Et parlant de mauvaise gestion, la revue l’Actualité en kiosque au moment d’écrire ces lignes (1er mai 2013) publie un texte/entrevue avec Pierre-Olivier Pineau, professeur agrégé du service de l’enseignement des méthodes quantitatives de gestion à HÉC Montréal. Sous le titre L’erreur électrique, M. Pineau parle de la mauvaise gestion de notre ressource naturelle qui a une valeur pour ainsi dire inestimable.
Dans le même numéro de l’Actualité, Pierre Duhamel signe l’article Québec et Terre-Neuve : quand le courant ne passe pas. Cet article parle abondamment du fameux contrat entre Hydro-Québec et Terre-Neuve qui fait réaliser d’importants profits à notre société d’état mais qui développe des ennemis virulents contre le Québec. Pierre Duhamel y explique pourquoi Hydro-Québec développe encore la production d’électricité alors qu’il y a des surplus. Un jour, le contrat avec Terre-Neuve va prendre fin et il est fort douteux qu’il soit renouvelé; il nous faut donc un plan B.
De son côté, le gouvernement du Québec a abandonné le programme de minicentrales et il semble que cette fois le gouvernement ait pris une décision irrévocable. La ministre Martine Ouellet, de qui relève Hydro-Québec, connait très bien le dossier. Elle est bachelière en génie mécanique, diplômée de l’École des hautes études commerciales et membre de l’Ordre des ingénieurs du Québec. À la fin de ses études, elle est recrutée par Hydro-Québec. Elle y œuvre d’abord comme ingénieure de réseau de distribution, ensuite comme conseillère en matière de coûts, de recherche et de développement. Elle gravit rapidement les échelons au sein de cette société d’État et accède à des postes stratégiques de haut niveau : chef des services techniques, chef de l’efficacité énergétique et chef des projets spéciaux.

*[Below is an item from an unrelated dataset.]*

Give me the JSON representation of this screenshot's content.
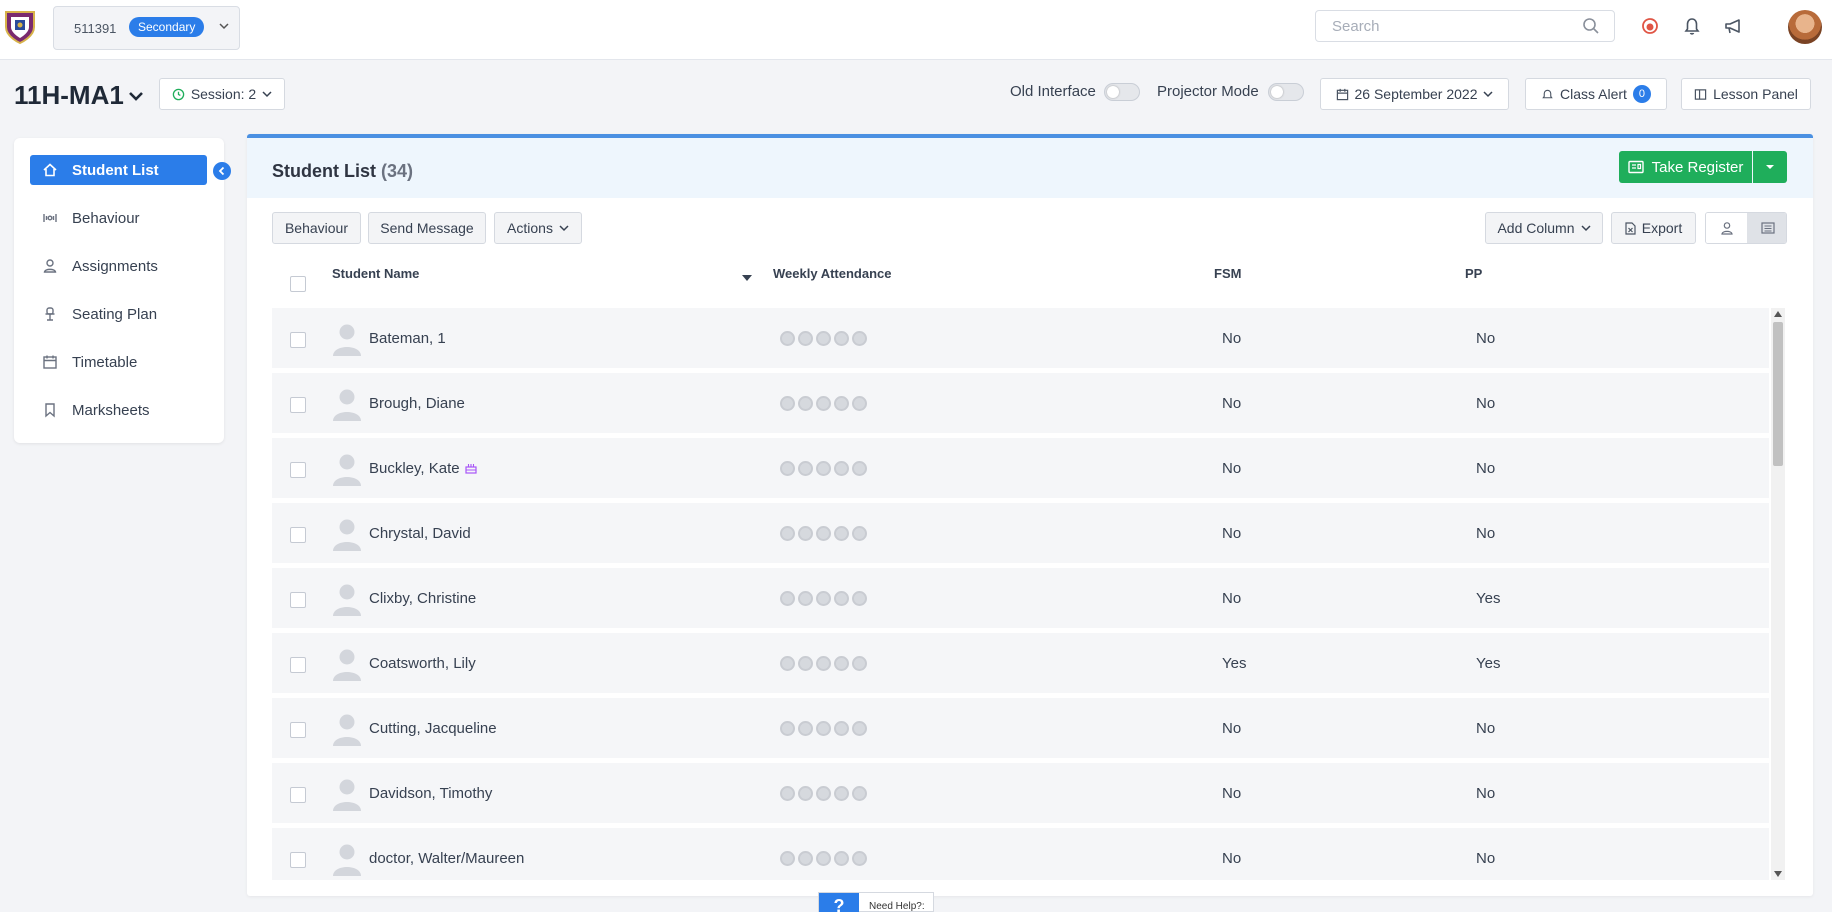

Du même souffle, le gouvernement autorise des projets d’éoliennes et parle d’hydroliennes. Pour l’éolien, en plus de créer une expertise, une industrie particulière, c’est une énergie environnementale qui plait aux clients étrangers d’Hydro-Québec, énergie qui nous donne une belle image, surtout aux États-Unis. Quant à l’hydrolienne, ça aussi pourrait devenir une industrie intéressante pour le Québec et surtout pourrait devenir une source supplémentaire d’électricité à frais limités. Avec ses quelque 60 barrages, Hydro-Québec pourrait installer une quantité incroyable de ces appareils pouvant produire régulièrement de l’électricité grâce aux courants marins. Imaginons effectivement la quantité d’hydroliennes qui pourraient être installées dans l’aire d’évacuation d’eau des centrales, à débit rapide, à l’endroit où on peut « cueillir » l’électricité produite à même des installations existantes qui demanderaient peu d’équipements supplémentaires, sans routes à construire, etc.
Peut-être a-t-on raison de vouloir administrer notre richesse différemment de ce qu’elle est présentement. Mais on devrait probablement penser en termes d’ajustements plutôt que de grandes réformes.